Investors can borrow a currency with low interest rates or zero interest rates and buy risk assets (e.g., stocks, bonds, commodities, currencies, etc.) in a currency with a higher interest rate. For example, a hedge fund might decide to borrow the low-yielding Japanese yen to buy New Zealand stocks that trade in the higher-yielding New Zealand dollar. This is often referred to as a “carry trade.” Similarly, when the U.S. Federal Reserve made it possible for the world to borrow U.S. dollars at record low interest rates at the tail end of 2008, carry trade speculators began pouring money into emerging market assets. The result? Funds like Vanguard Emerging Markets (VWO) rocketed at twice the pace of the SPDR Trust S&P 500 (SPY).
Perhaps unfortunately, most emerging markets depend on cheap labor to boost exports; most are not yet capable of relying on their middle-class consumers to fuel economic growth. It follows that central banks in many of those emerging countries viewed their rapid currency appreciation as a threat to their well-being, and chose to cut rates alongside the rest of the world. The globally coordinated activity has often been referred to by the moniker, “the currency wars.”
Fast forward to 2011. Whereas the lower rates had benefited consumerism in the developed world, unnecessarily low rates in emerging economies eventually served to deter foreign investment. Why borrow the yen or the dollar to invest in the emergers when the lower-than-necessary rates are adversely affecting their currencies? And when the U.S. Fed finally shifted its monetary policy from ultra-accommodative to a slightly less accommodating stance (a.k.a. “tapering”) at the tail end of 2013, emerging market currencies rapidly depreciated in value. The adverse effect on non-dollar-denominated emerging market stocks can be seen in the performance discrepancy between VWO and SPY.
Not surprisingly, investors have been abandoning emerging markets faster than fans of the Denver Broncos hid football paraphernalia in junk drawers. Roughly $11 billion left emerging market stock ETFs in January 2014 alone. Yet developed market stock ETFs in the U.S. have not been immune either, as $13 billion left U.S. stocks in January as well. Some of the selling is related to profit-taking. Some can be tied to bleaker-than-anticipated U.S. economic data. Yet a whole lot of the activity may be attributable to repatriation of the Japanese yen (a.k.a. “reverse carry trade”).
Remember, if investors borrow from a lower-yielding currency like the yen, they have to pay the money back in yen. A stable or weakening yen makes the carry trade desirable. On the flip side, if the yen is appreciating as a safer haven in relation to emerging market currencies, or even the U.S. dollar, carry traders reverse course; that is, they sell their stocks and other risk assets to quickly pay back their loans, as a strengthening yen makes the carry trade undesirable.

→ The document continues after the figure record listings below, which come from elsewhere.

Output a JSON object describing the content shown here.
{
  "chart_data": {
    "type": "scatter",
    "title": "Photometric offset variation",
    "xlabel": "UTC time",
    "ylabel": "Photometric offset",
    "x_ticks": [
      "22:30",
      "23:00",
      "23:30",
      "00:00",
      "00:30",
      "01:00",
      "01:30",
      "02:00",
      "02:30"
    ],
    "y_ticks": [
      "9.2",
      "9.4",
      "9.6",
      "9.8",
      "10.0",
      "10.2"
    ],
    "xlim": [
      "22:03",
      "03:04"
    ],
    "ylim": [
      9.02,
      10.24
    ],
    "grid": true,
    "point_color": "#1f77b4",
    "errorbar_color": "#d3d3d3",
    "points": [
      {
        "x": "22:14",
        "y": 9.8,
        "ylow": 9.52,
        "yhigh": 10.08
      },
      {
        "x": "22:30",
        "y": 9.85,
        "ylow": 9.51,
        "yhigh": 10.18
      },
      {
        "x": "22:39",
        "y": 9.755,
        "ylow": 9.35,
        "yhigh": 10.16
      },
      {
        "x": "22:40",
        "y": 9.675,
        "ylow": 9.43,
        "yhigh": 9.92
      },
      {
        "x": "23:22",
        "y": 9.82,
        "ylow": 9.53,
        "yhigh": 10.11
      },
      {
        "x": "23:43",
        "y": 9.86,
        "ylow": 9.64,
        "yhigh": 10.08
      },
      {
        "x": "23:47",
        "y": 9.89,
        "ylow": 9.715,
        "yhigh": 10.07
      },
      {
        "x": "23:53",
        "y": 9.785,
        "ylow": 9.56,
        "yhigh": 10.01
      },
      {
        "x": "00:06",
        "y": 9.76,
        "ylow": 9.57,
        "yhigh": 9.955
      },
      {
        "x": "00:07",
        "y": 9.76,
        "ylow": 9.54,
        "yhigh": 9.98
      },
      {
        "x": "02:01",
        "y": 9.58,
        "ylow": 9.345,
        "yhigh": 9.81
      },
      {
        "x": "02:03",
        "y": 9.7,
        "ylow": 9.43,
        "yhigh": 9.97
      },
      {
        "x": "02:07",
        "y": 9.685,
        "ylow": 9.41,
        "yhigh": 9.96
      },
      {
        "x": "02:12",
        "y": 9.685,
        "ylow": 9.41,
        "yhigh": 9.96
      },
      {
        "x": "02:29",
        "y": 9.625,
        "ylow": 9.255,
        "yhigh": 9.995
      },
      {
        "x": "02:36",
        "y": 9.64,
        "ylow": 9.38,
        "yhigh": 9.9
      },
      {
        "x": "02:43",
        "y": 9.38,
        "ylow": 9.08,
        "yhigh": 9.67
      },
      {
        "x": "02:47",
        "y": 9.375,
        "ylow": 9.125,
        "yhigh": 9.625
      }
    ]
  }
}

Fortunately, ETF enthusiasts can track several Currency ETFs to determine the level of risk that they are comfortable with. For instance, one should keep an eye on the Japanese Yen Trust (FXY). While its recent jump above a short-term, 50-day moving average is not a serious blow to U.S. equities, a move above a 200-day trendline might be.
By the same token, when the Fed first hinted at tapering its bond buying back in May of 2013, emerging market currencies plummeted. So did a wide variety of interest-rate sensitive assets. Yet here in 2014, Wisdom Tree Emerging Market Currency Fund (CEW) hit a new 52-week low at the end of January. Further erosion of CEW would signal more concern about a currency crisis overwhelming the governments of countries like Turkey, Argentina and Brazil.
Tracking currency ETFs cannot tell a stock investor everything he/she needs to know about probable market outcomes. Nevertheless, if you have been trying to determine whether to raise or lower your exposure to equities, a quick glance at funds like FXY and CEW may aid in the decision-making process.
Disclosure: Gary Gordon, MS, CFP is the president of Pacific Park Financial, Inc., a Registered Investment Adviser with the SEC. Gary Gordon, Pacific Park Financial, Inc, and/or its clients may hold positions in the ETFs, mutual funds, and/or any investment asset mentioned above. The commentary does not constitute individualized investment advice. The opinions offered herein are not personalized recommendations to buy, sell or hold securities. At times, issuers of exchange-traded products compensate Pacific Park Financial, Inc. or its subsidiaries for advertising at the ETF Expert web site. ETF Expert content is created independently of any advertising relationships.